Some Political Economy for SA.

There is a welcome spring in the step of the SA economy. As revealed modestly by the latest National Income accounts released this week. The GDP in Q2 2025 was estimated as 0.8 per cent higher than in Q1. Slightly ahead of consensus and about one per cent up on the same quarter a year before. On a seasonally adjusted annualised basis equivalent to 3.5% p.a. growth, Which, if sustained would be most surprising, and politically consequential, given next year’s municipal elections.

Growth in SA GDP- (Y/Y) in Real and Current Prices. Quarterly Data.

Source; Stats SA and Investec Wealth and Investment

Is faster growth anything like this order sustainable? Supply side reforms work gradually. But to immediately improve the performance of the economy incomes there is a simple remedy easily implemented. That would be to significantly lower the cost and availability of credit for households and firms. The impact of small declines in these costs may in fact already be helping to advance household spending. The stronger growth in household spending to date was one of the GDP positives in Q2 and perhaps beyond.

The seemingly obvious case for lower interest rates, given their current levels relative to sharply declining inflation rates and given the very slow growth in the demand for and supply of bank credit by the private sector, is being strongly resisted by the Reserve Bank, in its efforts to permanently lower inflation to no more than 3% p.a.

Will lowering interest rates be more inflationary should spending and so growth rates improve, that is causing not only increases the demand for but also increases in the supply of goods and services? I would suggest that prices in SA including the CPI it will depend in the future, as inflation always does in South Africa, on the behaviour of the rand. And so on the cost of imports and the prices of exports that together play such an important role in our economy that is so open to trade. In Q2 2025 exports and imports together were equal to 60% of GDP – with exports 6% larger than imports in Q2. Clearly the exchange rate must matter a great deal for the path of prices in general, as it has so conspicuously influenced the direction of prices in SA recently.

The impact on prices facing consumers and firms along the supply chain encouraged by stronger demands would depend on the dollar and rand prices attached to these imports and exports, that is significantly on the exchange rate. Given a stable exchange rate, more growth with more goods and services imported and less exported becomes distinctly possible – without more inflation. And the feed back of faster growth to improved tax flows would also help improve the outlook for fiscal sustainability.

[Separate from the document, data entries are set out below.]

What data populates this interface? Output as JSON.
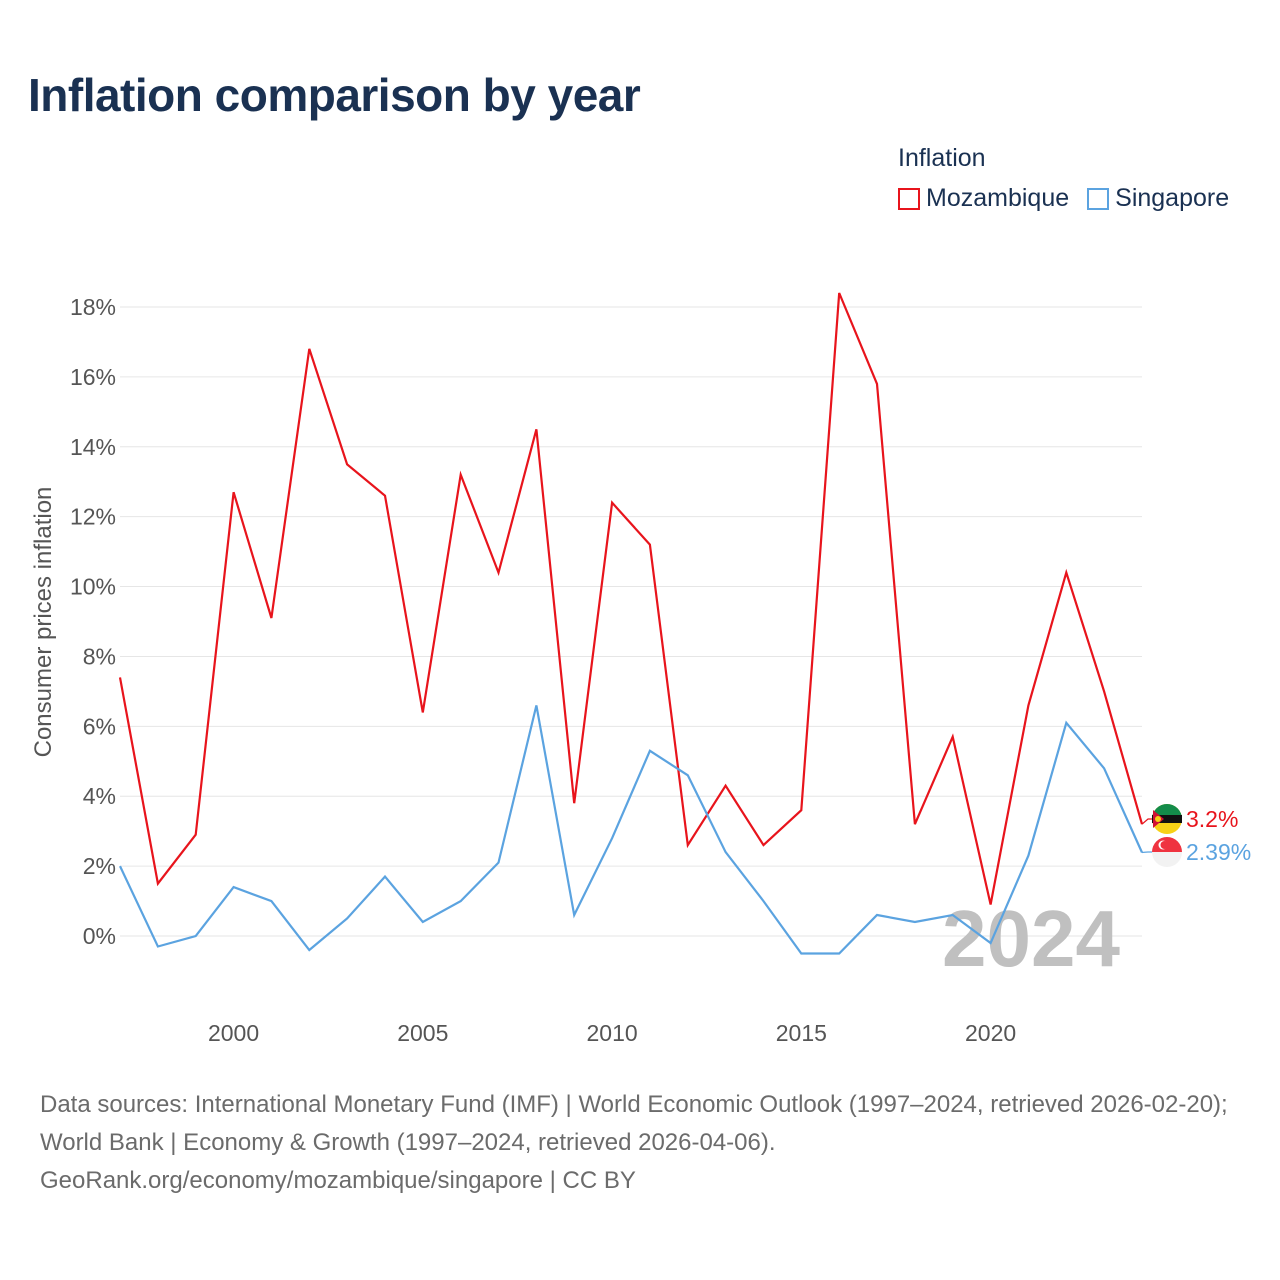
{
  "title": "Inflation comparison by year",
  "legend": {
    "title": "Inflation",
    "items": [
      {
        "name": "Mozambique",
        "color": "#e8141c"
      },
      {
        "name": "Singapore",
        "color": "#5ba3e0"
      }
    ]
  },
  "sources": {
    "line1": "Data sources: International Monetary Fund (IMF) | World Economic Outlook (1997–2024, retrieved 2026-02-20); World Bank | Economy & Growth (1997–2024, retrieved 2026-04-06).",
    "line2": "GeoRank.org/economy/mozambique/singapore | CC BY"
  },
  "chart_data": {
    "type": "line",
    "title": "Inflation comparison by year",
    "xlabel": "",
    "ylabel": "Consumer prices inflation",
    "x": [
      1997,
      1998,
      1999,
      2000,
      2001,
      2002,
      2003,
      2004,
      2005,
      2006,
      2007,
      2008,
      2009,
      2010,
      2011,
      2012,
      2013,
      2014,
      2015,
      2016,
      2017,
      2018,
      2019,
      2020,
      2021,
      2022,
      2023,
      2024
    ],
    "xlim": [
      1997,
      2024
    ],
    "ylim": [
      -2,
      18.5
    ],
    "xticks": [
      "2000",
      "2005",
      "2010",
      "2015",
      "2020"
    ],
    "yticks": [
      "0%",
      "2%",
      "4%",
      "6%",
      "8%",
      "10%",
      "12%",
      "14%",
      "16%",
      "18%"
    ],
    "ytick_values": [
      0,
      2,
      4,
      6,
      8,
      10,
      12,
      14,
      16,
      18
    ],
    "xtick_values": [
      2000,
      2005,
      2010,
      2015,
      2020
    ],
    "watermark_year": "2024",
    "series": [
      {
        "name": "Mozambique",
        "color": "#e8141c",
        "end_label": "3.2%",
        "values": [
          7.4,
          1.5,
          2.9,
          12.7,
          9.1,
          16.8,
          13.5,
          12.6,
          6.4,
          13.2,
          10.4,
          14.5,
          3.8,
          12.4,
          11.2,
          2.6,
          4.3,
          2.6,
          3.6,
          18.4,
          15.8,
          3.2,
          5.7,
          0.9,
          6.6,
          10.4,
          7.0,
          3.2
        ]
      },
      {
        "name": "Singapore",
        "color": "#5ba3e0",
        "end_label": "2.39%",
        "values": [
          2.0,
          -0.3,
          0.0,
          1.4,
          1.0,
          -0.4,
          0.5,
          1.7,
          0.4,
          1.0,
          2.1,
          6.6,
          0.6,
          2.8,
          5.3,
          4.6,
          2.4,
          1.0,
          -0.5,
          -0.5,
          0.6,
          0.4,
          0.6,
          -0.2,
          2.3,
          6.1,
          4.8,
          2.39
        ]
      }
    ]
  }
}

The possibility of more growth with no more inflation, given rand stability, is surely a risk well worth taking.  It is this vote gaining possibility the Minister of Finance is presumably pursuing with the Reserve Bank.

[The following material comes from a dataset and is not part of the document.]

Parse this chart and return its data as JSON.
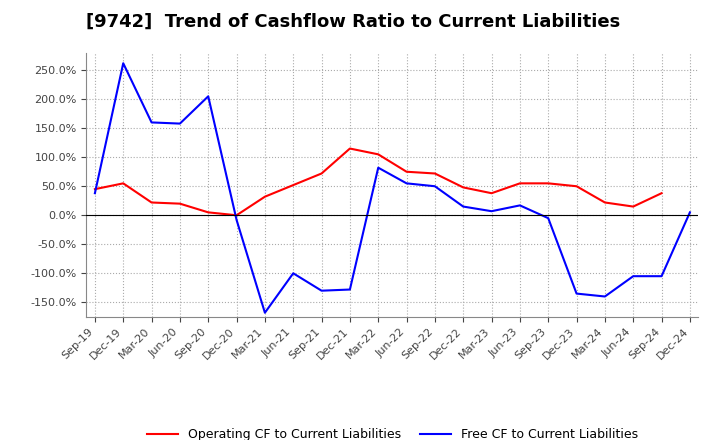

The surprising and most helpful of recent economic developments has been the strength of the ZAR. Strength against the weaker dollar but also against most of our important trading partners, including China.

The post covid rand weakness forced import prices much higher to a peak year on year inflation rate of close to 20% in early 2022. The increases in prices charged have rapidly fallen away since with the recovery of the ZAR and have stabilised CPI inflation and the inflation of the prices of goods and services included in GDP- in the GDP deflator. So much so that GDP – measured in current prices rose by only 2.5% in Q2 – a mixed blessing because the much-watched ratio of Debt to GDP has accordingly risen. We are not inflating away our debt problem- rather the opposite – to the apparent approval of the bond market.

Inflation; Year on Year Changes in the Price Index for Imports, GDP and the CPI. Quarter End Data

Source; Stats SA and Investec Wealth and Investment

The ZAR Vs the USD, the EM Basket and the Chinese Yuan (January 2025=100) Daily Data 2025.

Source; Bloomberg and Investec Wealth and Investment

Yet the lower realised rates of inflation have helped to reduce inflation expected and the level of long-term interest rates. The yields on long dated RSA bonds – both rand and dollar dominated – have moved smoothly lower – as they have for other EM borrowers – despite the volatility in the US Treasury Bond market. This has made for highly satisfactory returns on investors in long dated EM, including RSA debt. Yet the SA economy plays on the JSE have had to struggle on, given the interest rate repressed, weakness of demand for their goods and services. A little TLC from the Reserve Bank would make a large difference to their valuations and all dependent on the SA economy. And to SA politics.